La cura solo in ospedale
Ma sarà commercializzato? Il Remdesivir è e sarà somministrato solo all’interno di strutture sanitarie, sia per la gravità della condizione dei pazienti, sia perché occorre monitorare la funzionalità di fegato e reni prima e durante il trattamento, a seconda dei casi. Perché il farmaco sia del tutto “abilitato” occorre il via libera della Commissione europea, che solitamente arriva dopo 60 giorni ma che in questo caso potrebbe giungere prima, data l’esigenza di poter disporne disporre al più presto. «Perché sia completato tutto l’iter, compreso quello italiano, servirà un mese o comunque non più di due» dice Pregliasco.
Effetti collaterali
L’agenzia europea per il farmaco ha analizzato i dati raccolti durante la sperimentazione e quelli clinici nei casi di somministrazione compassionevole e ha stabilito che i benefici sono maggiori dei rischi nei pazienti affetti da forme gravi di coronavirus. «Sicuramente gli effetti collaterali sono ridotti da un punto di vista generale e comunque inferiori a qualsiasi altra alternativa disponibile al momento» spiega il virologo.
Fase 3, quali alternative
Finora, infatti, erano stati utilizzati anche altri prodotti in via “compassionevole”, quindi su soggetti in gravi condizioni, ma alcuni si sono rivelati non adatti o con controindicazioni rilevanti: «Gli antivirali utilizzati nelle terapie contro l’HIV non hanno dato buoni esiti, così come neppure l’idrossiclorochina, sconsigliata poi anche dall’Oms. Al momento l’unico altro farmaco a cui si guarda con interesse è il desametasone» dice Pregliasco. Si tratta di un derivato del cortisone che sarebbe in grado di ridurre fino a un terzo il rischio di morte in pazienti gravi per Covid-19 e intubati. Il farmaco, studiato dall’Università di Oxford, non ha però ancora ottenuto il via libera della comunità scientifica né quello delle autorità. «L’altra alternativa è rappresentata dal plasma iperimmune anche se mancano ancora studi ampi. Si sono visti risultati positivi, ma purtroppo è stato somministrato solo verso la fine della curva epidemica» spiega Andrea Crisanti, professore di Microbiologia e microbiologia clinica all’Università di Padova.

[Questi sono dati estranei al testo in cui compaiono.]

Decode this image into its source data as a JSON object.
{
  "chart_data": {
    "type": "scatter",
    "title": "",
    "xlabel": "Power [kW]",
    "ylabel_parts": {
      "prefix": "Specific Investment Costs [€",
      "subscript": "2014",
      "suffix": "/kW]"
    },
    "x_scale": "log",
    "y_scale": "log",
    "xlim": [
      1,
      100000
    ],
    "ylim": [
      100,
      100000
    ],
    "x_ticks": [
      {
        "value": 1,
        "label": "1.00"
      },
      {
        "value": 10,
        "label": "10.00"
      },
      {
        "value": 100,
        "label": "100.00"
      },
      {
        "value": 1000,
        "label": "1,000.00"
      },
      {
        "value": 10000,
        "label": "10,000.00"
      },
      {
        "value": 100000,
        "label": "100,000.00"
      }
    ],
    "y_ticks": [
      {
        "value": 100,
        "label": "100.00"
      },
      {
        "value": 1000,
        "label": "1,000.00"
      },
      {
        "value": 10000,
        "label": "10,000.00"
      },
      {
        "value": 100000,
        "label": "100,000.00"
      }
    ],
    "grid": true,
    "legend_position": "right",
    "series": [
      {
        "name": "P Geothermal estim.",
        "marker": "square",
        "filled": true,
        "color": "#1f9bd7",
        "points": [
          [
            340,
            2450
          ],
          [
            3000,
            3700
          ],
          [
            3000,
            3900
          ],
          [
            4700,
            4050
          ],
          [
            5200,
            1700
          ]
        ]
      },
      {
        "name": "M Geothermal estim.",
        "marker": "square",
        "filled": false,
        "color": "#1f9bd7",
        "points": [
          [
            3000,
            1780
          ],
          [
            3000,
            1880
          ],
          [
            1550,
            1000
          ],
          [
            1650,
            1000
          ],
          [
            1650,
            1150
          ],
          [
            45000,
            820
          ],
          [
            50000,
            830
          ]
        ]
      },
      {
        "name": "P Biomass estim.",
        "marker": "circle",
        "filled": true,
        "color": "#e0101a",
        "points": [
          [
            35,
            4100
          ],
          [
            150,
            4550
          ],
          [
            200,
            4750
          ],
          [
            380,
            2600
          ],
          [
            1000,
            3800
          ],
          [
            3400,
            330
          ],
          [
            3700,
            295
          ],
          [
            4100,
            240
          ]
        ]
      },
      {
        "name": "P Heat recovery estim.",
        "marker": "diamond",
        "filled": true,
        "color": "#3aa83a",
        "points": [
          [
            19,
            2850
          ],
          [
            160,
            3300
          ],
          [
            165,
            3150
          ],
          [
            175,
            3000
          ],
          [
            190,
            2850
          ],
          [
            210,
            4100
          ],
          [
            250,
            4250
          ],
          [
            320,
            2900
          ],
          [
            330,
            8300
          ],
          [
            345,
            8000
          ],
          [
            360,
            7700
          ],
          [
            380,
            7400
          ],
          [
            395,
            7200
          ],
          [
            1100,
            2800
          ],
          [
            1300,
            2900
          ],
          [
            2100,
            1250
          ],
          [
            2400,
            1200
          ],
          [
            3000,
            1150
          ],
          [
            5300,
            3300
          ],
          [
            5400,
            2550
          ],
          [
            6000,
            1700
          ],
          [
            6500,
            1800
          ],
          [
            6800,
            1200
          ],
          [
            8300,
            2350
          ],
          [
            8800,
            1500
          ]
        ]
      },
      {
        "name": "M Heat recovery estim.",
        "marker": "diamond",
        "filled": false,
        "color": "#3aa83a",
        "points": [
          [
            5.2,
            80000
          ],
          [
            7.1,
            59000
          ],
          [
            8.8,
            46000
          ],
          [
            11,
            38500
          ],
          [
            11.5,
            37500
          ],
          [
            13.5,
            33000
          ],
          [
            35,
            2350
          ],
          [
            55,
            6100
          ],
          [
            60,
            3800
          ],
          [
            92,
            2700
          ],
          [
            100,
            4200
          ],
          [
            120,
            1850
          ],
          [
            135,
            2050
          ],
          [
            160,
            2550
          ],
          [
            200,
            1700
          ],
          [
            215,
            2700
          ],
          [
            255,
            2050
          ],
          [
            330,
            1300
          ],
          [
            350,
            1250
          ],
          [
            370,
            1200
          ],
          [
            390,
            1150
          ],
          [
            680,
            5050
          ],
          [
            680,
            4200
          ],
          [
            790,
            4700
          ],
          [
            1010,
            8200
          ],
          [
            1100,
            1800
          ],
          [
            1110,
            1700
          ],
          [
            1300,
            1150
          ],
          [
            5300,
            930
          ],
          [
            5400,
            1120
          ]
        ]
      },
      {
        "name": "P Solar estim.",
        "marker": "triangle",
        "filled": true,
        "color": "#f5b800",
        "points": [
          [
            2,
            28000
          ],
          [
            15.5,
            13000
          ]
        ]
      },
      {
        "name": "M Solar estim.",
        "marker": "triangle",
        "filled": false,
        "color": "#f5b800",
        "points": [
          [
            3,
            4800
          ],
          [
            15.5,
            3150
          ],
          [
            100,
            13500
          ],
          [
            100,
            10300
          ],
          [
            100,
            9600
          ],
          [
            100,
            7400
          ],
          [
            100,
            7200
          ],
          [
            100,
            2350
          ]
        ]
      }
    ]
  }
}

Remdesivir, potrebbe servire con una seconda ondata
«Questo farmaco, in uso sperimentale anche in Italia, potrebbe risultare utile in caso di una seconda ondata epidemica o di focolai importanti» spiega Crisanti, che non esclude nuovi cluster anche nel periodo estivo, come accaduto a Mondragone e a Bologna, o all’estero. «È accaduto in altri paesi, come la Cina o la Germania, non vedo il motivo per cui l’Italia debba essere esente da nuovi focolai. Al momento stiamo beneficiando dell’effetto positivo del lockdown e delle misure di prevenzione (mascherine e distanziamento), oltre che del caldo secco, ma in autunno potrebbe capitare una nuova ondata. Dovremo essere pronti a intervenire e circoscrivere i casi, e poi a intervenire anche con farmaci adatti» aggiunge l’esperto. «La comunità scientifica è divisa sui rischi futuri, io sono ottimista e prendo atto che adesso ci sono pochi casi e non complessi. Ma dobbiamo stare attenti a controllare i focolai e soprattutto i possibili casi di importazione» spiega Pregliasco.